Although there may be fewer students who attend the game, Harrison said the alumni and other fans should almost completely fill the 100,000-person stadium, making it the second largest game of the year, after the Ole Miss game.
Harrison said game prices vary throughout the season. The lowest ticket prices were from the New Mexico State game, when tickets sold for around $60. The prices for the Texas Tech game range from $60 to $75. Most of the remaining seats sold by Texas Sports are located on the upper deck, so some fans choose to purchase better seats and more expensive tickets through StubHub, according to Harrison.
Both UTPD Officer Jimmy Moore and Texas Exes spokesman Tim Taliaferro said they expect a different crowd at the Thanksgiving Day game because there will be fewer students and more alumni.
“There’s a certain atmosphere about the Thanksgiving Day game that makes it special regardless of who you play,” Taliaferro said.
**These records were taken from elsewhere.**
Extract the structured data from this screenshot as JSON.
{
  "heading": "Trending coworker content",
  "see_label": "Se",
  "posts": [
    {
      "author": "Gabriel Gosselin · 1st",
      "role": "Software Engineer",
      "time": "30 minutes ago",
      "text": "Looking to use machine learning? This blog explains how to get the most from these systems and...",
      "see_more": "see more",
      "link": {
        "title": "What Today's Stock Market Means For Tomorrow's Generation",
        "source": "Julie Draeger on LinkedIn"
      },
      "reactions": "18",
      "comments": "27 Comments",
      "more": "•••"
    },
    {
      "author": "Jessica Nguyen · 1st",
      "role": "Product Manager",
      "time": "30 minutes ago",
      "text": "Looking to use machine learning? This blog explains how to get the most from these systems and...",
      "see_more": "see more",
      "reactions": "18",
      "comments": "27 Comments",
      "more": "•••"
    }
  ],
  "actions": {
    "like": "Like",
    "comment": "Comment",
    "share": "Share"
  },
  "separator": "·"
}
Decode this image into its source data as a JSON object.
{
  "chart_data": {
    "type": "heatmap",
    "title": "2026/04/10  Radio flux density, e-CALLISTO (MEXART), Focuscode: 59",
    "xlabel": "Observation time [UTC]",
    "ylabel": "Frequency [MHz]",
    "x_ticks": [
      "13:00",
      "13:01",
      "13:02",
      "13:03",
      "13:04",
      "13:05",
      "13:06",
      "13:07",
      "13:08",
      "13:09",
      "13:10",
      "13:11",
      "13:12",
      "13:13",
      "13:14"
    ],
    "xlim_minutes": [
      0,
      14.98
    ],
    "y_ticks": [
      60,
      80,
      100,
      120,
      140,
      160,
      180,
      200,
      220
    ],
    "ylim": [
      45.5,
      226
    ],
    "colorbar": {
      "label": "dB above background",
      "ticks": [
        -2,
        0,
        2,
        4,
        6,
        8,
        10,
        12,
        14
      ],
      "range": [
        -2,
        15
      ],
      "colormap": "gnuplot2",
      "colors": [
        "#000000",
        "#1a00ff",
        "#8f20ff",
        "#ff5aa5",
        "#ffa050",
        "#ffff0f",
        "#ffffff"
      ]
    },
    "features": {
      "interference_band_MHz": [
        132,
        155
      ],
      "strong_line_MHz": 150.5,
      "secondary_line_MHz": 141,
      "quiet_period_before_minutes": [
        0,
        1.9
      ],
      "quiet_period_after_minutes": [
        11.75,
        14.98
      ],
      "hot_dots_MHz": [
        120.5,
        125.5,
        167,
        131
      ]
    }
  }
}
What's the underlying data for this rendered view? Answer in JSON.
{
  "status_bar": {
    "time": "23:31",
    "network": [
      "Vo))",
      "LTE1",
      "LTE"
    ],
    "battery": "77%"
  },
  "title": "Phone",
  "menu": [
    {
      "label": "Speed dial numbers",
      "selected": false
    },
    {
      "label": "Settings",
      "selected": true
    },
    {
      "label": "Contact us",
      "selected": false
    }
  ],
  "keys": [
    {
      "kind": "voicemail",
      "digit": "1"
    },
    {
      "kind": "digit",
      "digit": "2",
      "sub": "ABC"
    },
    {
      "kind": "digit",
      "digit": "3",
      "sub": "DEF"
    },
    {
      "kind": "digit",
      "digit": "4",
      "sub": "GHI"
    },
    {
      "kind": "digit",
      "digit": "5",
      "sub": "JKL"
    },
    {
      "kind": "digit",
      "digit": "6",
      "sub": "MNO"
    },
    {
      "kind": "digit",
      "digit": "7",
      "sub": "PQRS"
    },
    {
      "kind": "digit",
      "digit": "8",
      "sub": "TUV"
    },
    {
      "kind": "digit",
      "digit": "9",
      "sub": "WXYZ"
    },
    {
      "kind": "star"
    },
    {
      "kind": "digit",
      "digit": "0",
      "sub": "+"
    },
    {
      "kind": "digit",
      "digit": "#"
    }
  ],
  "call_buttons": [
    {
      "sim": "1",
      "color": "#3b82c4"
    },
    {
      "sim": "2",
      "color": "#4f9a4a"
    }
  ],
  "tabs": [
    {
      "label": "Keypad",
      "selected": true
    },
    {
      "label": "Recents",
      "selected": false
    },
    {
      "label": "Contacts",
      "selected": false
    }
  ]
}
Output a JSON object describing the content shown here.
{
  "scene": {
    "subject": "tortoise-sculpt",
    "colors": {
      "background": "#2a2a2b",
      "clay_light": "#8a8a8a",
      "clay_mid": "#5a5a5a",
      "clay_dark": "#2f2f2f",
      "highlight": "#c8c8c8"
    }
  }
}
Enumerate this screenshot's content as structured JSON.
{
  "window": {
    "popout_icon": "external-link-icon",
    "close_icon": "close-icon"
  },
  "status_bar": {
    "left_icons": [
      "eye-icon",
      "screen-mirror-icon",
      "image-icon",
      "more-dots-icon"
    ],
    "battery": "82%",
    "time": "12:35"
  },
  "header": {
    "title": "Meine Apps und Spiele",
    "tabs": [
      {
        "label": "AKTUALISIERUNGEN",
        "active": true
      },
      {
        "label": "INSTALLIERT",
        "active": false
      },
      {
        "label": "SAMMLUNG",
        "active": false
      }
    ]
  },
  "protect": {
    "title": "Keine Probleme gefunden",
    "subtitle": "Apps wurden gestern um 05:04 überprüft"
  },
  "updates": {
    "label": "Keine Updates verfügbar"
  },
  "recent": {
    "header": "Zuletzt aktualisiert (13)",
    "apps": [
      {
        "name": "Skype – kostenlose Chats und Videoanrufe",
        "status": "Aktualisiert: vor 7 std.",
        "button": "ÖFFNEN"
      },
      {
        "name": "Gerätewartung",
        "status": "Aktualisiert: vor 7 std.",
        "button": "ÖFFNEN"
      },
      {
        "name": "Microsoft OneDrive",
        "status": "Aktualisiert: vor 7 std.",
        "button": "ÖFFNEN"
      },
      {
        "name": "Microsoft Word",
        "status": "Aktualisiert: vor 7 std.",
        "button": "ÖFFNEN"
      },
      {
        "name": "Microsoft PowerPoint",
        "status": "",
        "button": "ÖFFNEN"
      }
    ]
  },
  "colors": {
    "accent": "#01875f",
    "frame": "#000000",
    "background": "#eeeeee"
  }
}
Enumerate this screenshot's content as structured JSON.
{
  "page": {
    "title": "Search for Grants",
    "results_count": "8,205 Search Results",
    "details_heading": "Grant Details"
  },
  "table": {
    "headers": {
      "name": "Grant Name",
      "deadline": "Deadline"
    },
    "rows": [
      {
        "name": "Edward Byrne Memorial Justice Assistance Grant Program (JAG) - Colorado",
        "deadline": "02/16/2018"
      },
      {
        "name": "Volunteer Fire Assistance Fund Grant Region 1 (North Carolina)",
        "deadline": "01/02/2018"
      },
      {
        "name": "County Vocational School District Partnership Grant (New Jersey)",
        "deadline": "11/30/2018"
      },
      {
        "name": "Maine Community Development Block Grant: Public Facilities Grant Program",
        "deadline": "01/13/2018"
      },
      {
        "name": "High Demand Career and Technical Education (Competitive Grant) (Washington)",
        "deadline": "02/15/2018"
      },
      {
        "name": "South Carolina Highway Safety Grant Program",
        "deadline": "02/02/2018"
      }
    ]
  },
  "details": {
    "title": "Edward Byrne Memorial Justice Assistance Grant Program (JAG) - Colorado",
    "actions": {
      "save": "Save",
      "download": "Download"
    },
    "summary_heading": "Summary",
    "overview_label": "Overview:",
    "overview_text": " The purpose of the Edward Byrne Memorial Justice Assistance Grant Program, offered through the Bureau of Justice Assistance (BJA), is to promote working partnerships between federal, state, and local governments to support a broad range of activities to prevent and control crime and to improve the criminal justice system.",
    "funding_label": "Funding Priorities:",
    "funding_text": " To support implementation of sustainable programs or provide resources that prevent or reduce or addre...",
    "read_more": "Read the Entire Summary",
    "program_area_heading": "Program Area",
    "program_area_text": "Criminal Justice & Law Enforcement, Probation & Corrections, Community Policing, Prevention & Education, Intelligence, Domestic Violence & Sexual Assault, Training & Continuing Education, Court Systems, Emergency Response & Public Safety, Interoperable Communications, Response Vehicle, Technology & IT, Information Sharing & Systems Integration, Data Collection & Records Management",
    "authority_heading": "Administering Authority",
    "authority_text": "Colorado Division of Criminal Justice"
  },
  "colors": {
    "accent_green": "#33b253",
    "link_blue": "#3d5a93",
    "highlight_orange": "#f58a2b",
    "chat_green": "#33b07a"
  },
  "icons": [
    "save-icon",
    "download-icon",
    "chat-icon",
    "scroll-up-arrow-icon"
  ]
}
Taliaferro said he expects the alumni center to stay busy over the course of the day.
Moore said although the stadium is expected to be almost sold out, UTPD’s system during the game will not change.
“A lot of students go home during this time, so it’s a slightly different crowd that we deal with,” Moore said. “However, there aren’t any big changes because it’s a Thanksgiving Day game.”
Daniel Taraba, a 2005 graduate who is among the UT alumni who make up most of the Thanksgiving Day crowd, said he has attended the Thanksgiving game every year with his family for most of his life.
“It’s become a part of tradition,” Taraba said. “Thanksgiving equates itself with getting to watch Longhorn football.”